Along with celebrating the start of warmer weather, the second free fishing weekend of the year is meant to encourage people to get into the sport, Northern Lake Huron Fisheries Supervisor Dave Borgeson said.
“We like to encourage anybody who enjoys fishing, if they have somebody they think might enjoy it, we’ll have them try it,” he said. “We encourage them to take them out … to expose them to the sport. We think it’s a great way for folks to bond and enjoy the outdoors, even if it’s just a gateway to other outdoor experiences.”
Those looking to ride on one of several ORV trails in Northeast Michigan, including those near Atlanta and Devil’s Lake, can do so this weekend without having to buy a license or permit, Harrisville State Park Supervisor Eric Ostrander said. Riders on DNR-owned trails typically have to purchase a permit along with the license they’d buy to ride on road shoulders where local law allows.
Sunday’s deal is aimed at bringing people out to try something the cost of a recreation passport might have normally discouraged them from doing, Ostrander said. The state no longer sells day passes to its state parks, and sometimes people aren’t sure if they want to spend $11 to get into a park.

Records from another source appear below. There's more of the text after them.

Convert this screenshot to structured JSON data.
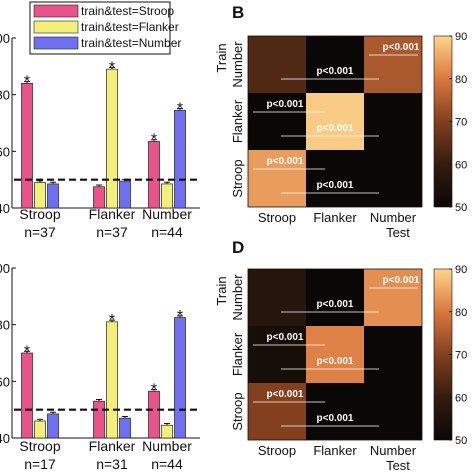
{
  "legend": [
    {
      "label": "train&test=Stroop",
      "color": "#e8548a"
    },
    {
      "label": "train&test=Flanker",
      "color": "#f2f07a"
    },
    {
      "label": "train&test=Number",
      "color": "#6f6ff0"
    }
  ],
  "chart_data": [
    {
      "type": "bar",
      "panel": "A",
      "categories": [
        "Stroop",
        "Flanker",
        "Number"
      ],
      "counts": [
        "n=37",
        "n=37",
        "n=44"
      ],
      "series": [
        {
          "name": "train&test=Stroop",
          "values": [
            84,
            47.5,
            63.5
          ],
          "errors": [
            0.6,
            0.6,
            0.6
          ],
          "star": [
            true,
            false,
            true
          ]
        },
        {
          "name": "train&test=Flanker",
          "values": [
            49,
            89,
            48.5
          ],
          "errors": [
            0.6,
            0.6,
            0.6
          ],
          "star": [
            false,
            true,
            false
          ]
        },
        {
          "name": "train&test=Number",
          "values": [
            48.5,
            49.5,
            74.5
          ],
          "errors": [
            0.6,
            0.6,
            0.6
          ],
          "star": [
            false,
            false,
            true
          ]
        }
      ],
      "ylim": [
        40,
        100
      ],
      "yticks": [
        "40",
        "60",
        "80",
        "100"
      ],
      "chance_line": 50,
      "star_symbol": "*"
    },
    {
      "type": "bar",
      "panel": "C",
      "categories": [
        "Stroop",
        "Flanker",
        "Number"
      ],
      "counts": [
        "n=17",
        "n=31",
        "n=44"
      ],
      "series": [
        {
          "name": "train&test=Stroop",
          "values": [
            70,
            53,
            56.5
          ],
          "errors": [
            0.6,
            0.6,
            0.6
          ],
          "star": [
            true,
            false,
            true
          ]
        },
        {
          "name": "train&test=Flanker",
          "values": [
            46,
            81,
            44.5
          ],
          "errors": [
            0.6,
            0.6,
            0.6
          ],
          "star": [
            false,
            true,
            false
          ]
        },
        {
          "name": "train&test=Number",
          "values": [
            48.5,
            47,
            82.5
          ],
          "errors": [
            0.6,
            0.6,
            0.6
          ],
          "star": [
            false,
            false,
            true
          ]
        }
      ],
      "ylim": [
        40,
        100
      ],
      "yticks": [
        "40",
        "60",
        "80",
        "100"
      ],
      "chance_line": 50,
      "star_symbol": "*"
    },
    {
      "type": "heatmap",
      "panel": "B",
      "xlabel": "Test",
      "ylabel": "Train",
      "x": [
        "Stroop",
        "Flanker",
        "Number"
      ],
      "y": [
        "Stroop",
        "Flanker",
        "Number"
      ],
      "values": [
        [
          84,
          49,
          48.5
        ],
        [
          47.5,
          89,
          49.5
        ],
        [
          63.5,
          48.5,
          74.5
        ]
      ],
      "colorbar": {
        "range": [
          50,
          90
        ],
        "ticks": [
          "50",
          "60",
          "70",
          "80",
          "90"
        ]
      },
      "annotations": [
        {
          "text": "p<0.001",
          "row": 2,
          "col": 2,
          "pos": "upper"
        },
        {
          "text": "p<0.001",
          "row": 2,
          "col": 1,
          "pos": "lower"
        },
        {
          "text": "p<0.001",
          "row": 1,
          "col": 0,
          "pos": "upper"
        },
        {
          "text": "p<0.001",
          "row": 1,
          "col": 1,
          "pos": "lower"
        },
        {
          "text": "p<0.001",
          "row": 0,
          "col": 0,
          "pos": "upper"
        },
        {
          "text": "p<0.001",
          "row": 0,
          "col": 1,
          "pos": "lower"
        }
      ]
    },
    {
      "type": "heatmap",
      "panel": "D",
      "xlabel": "Test",
      "ylabel": "Train",
      "x": [
        "Stroop",
        "Flanker",
        "Number"
      ],
      "y": [
        "Stroop",
        "Flanker",
        "Number"
      ],
      "values": [
        [
          70,
          46,
          48.5
        ],
        [
          53,
          81,
          47
        ],
        [
          56.5,
          44.5,
          82.5
        ]
      ],
      "colorbar": {
        "range": [
          50,
          90
        ],
        "ticks": [
          "50",
          "60",
          "70",
          "80",
          "90"
        ]
      },
      "annotations": [
        {
          "text": "p<0.001",
          "row": 2,
          "col": 2,
          "pos": "upper"
        },
        {
          "text": "p<0.001",
          "row": 2,
          "col": 1,
          "pos": "lower"
        },
        {
          "text": "p<0.001",
          "row": 1,
          "col": 0,
          "pos": "upper"
        },
        {
          "text": "p<0.001",
          "row": 1,
          "col": 1,
          "pos": "lower"
        },
        {
          "text": "p<0.001",
          "row": 0,
          "col": 0,
          "pos": "upper"
        },
        {
          "text": "p<0.001",
          "row": 0,
          "col": 1,
          "pos": "lower"
        }
      ]
    }
  ]
}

It’s not just the 102 state parks that are free on Sunday, Ostrander said. Visitors to any DNR-owned land that typically requires a recreation passport for entry can get in free. That includes state-owned public boat launches on inland lakes, forest pathways like Norway Ridge and Chippewa Hills in Alpena County and state forest campgrounds, of which there are several in Northeast Michigan. Camping fees still apply for overnight stays.
Another aim for Sunday is to convince more people to opt in for recreation passports when renewing their vehicle registration, Ostrander said. Those who do get special deals at participating businesses, known as Passport Perks. Many Northeast Michigan businesses have signed up, including several in Alpena. Passports also fund improvements to recreational facilities, along with a grant programs for local government-run parks.
“We try to tell them the benefits about (the passport), and this is a way for them to get out and check the parks out,” he said.
For information on where to visit to take advantage of these deals, check out www.michigan.gov/dnr and choose from the activities on the left.